Chine-Taïwan : une tension alimentée par l’impérialisme17/10/20242024Journal/medias/journalnumero/images/2024/10/une_2933-c.jpg.445x577_q85_box-0%2C7%2C1265%2C1644_crop_detail.jpg

Dans le monde

Chine-Taïwan : une tension alimentée par l’impérialisme

Lundi 14 octobre, la Chine a organisé autour de Taïwan des manœuvres militaires mobilisant un nombre record d’avions et de navires de guerre. Elle affirmait répondre ainsi à un discours « séparatiste » de Lai Ching-te, le président de Taïwan.

Jeudi 10 octobre, Lai Ching-te s’était ainsi engagé à « résister à l’annexion » chinoise de l’île ou « à l’empiétement de sa souveraineté », des propos qui, parce qu’ils laissent entendre que Taïwan est officiellement indépendante, remettent en cause le statu quo établi entre les États-Unis, la Chine et Taïwan depuis 1979.

À la fin de la révolution de 1949, alors que les armées paysannes de Mao prenaient les villes les unes après les autres, Tchang Kaï-chek et ses hommes du Kuomintang, massacreurs d’ouvriers, vomis par la population chinoise, ne purent que se réfugier à Taïwan, sous protection américaine.
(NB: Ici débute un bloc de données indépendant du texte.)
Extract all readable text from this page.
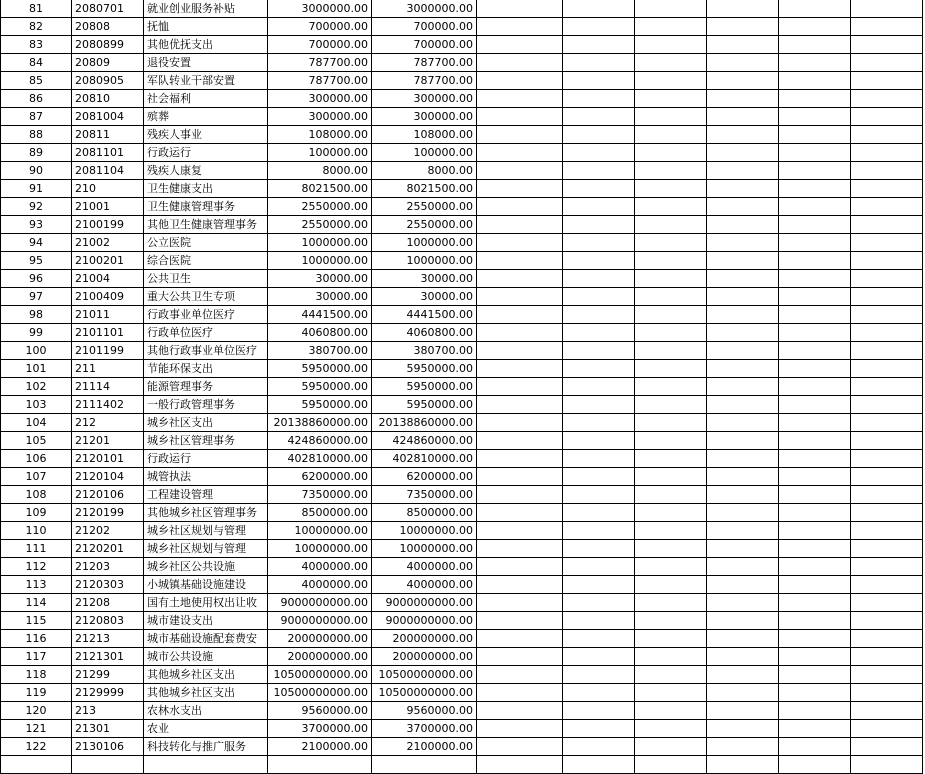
81	2080701	就业创业服务补贴	3000000.00	3000000.00						
82	20808	抚恤	700000.00	700000.00						
83	2080899	其他优抚支出	700000.00	700000.00						
84	20809	退役安置	787700.00	787700.00						
85	2080905	军队转业干部安置	787700.00	787700.00						
86	20810	社会福利	300000.00	300000.00						
87	2081004	殡葬	300000.00	300000.00						
88	20811	残疾人事业	108000.00	108000.00						
89	2081101	行政运行	100000.00	100000.00						
90	2081104	残疾人康复	8000.00	8000.00						
91	210	卫生健康支出	8021500.00	8021500.00						
92	21001	卫生健康管理事务	2550000.00	2550000.00						
93	2100199	其他卫生健康管理事务	2550000.00	2550000.00						
94	21002	公立医院	1000000.00	1000000.00						
95	2100201	综合医院	1000000.00	1000000.00						
96	21004	公共卫生	30000.00	30000.00						
97	2100409	重大公共卫生专项	30000.00	30000.00						
98	21011	行政事业单位医疗	4441500.00	4441500.00						
99	2101101	行政单位医疗	4060800.00	4060800.00						
100	2101199	其他行政事业单位医疗	380700.00	380700.00						
101	211	节能环保支出	5950000.00	5950000.00						
102	21114	能源管理事务	5950000.00	5950000.00						
103	2111402	一般行政管理事务	5950000.00	5950000.00						
104	212	城乡社区支出	20138860000.00	20138860000.00						
105	21201	城乡社区管理事务	424860000.00	424860000.00						
106	2120101	行政运行	402810000.00	402810000.00						
107	2120104	城管执法	6200000.00	6200000.00						
108	2120106	工程建设管理	7350000.00	7350000.00						
109	2120199	其他城乡社区管理事务	8500000.00	8500000.00						
110	21202	城乡社区规划与管理	10000000.00	10000000.00						
111	2120201	城乡社区规划与管理	10000000.00	10000000.00						
112	21203	城乡社区公共设施	4000000.00	4000000.00						
113	2120303	小城镇基础设施建设	4000000.00	4000000.00						
114	21208	国有土地使用权出让收	9000000000.00	9000000000.00						
115	2120803	城市建设支出	9000000000.00	9000000000.00						
116	21213	城市基础设施配套费安	200000000.00	200000000.00						
117	2121301	城市公共设施	200000000.00	200000000.00						
118	21299	其他城乡社区支出	10500000000.00	10500000000.00						
119	2129999	其他城乡社区支出	10500000000.00	10500000000.00						
120	213	农林水支出	9560000.00	9560000.00						
121	21301	农业	3700000.00	3700000.00						
122	2130106	科技转化与推广服务	2100000.00	2100000.00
Alors que la Chine de Mao était mise sous embargo, ce n’est pas Pékin mais Taïwan qui, avec ses quelques millions d’habitants, fut pour des années reconnu par l’impérialisme comme la Chine officielle, occupant un siège au Conseil de sécurité de l’ONU.

Taïwan est donc depuis lors un atout entre les mains de l’impérialisme contre la Chine, et a même été une base arrière pour les États-Unis dans les guerres de Corée et du Vietnam. Cette île, présentée comme le rempart de la démocratie contre le communisme chinois, a toujours été un bagne pour la classe ouvrière. Les années 1950 à 1990 furent celles de la Terreur blanche, 140 000 oppositionnels furent emprisonnés, entre 3 000 et 4 000 exécutés. La loi martiale ne fut levée qu’en 1987, ce qui permit au régime de se donner une façade démocratique à partir des années 1990. Si le Kuomintang a cédé le pouvoir au PDP, le parti de Lai Ching-te, la statue de Tchang Kaï-chek trône toujours dans la capitale Taïpei et l’appareil militaro-policier à l’œuvre pendant les décennies de terreur charpente toujours l’État.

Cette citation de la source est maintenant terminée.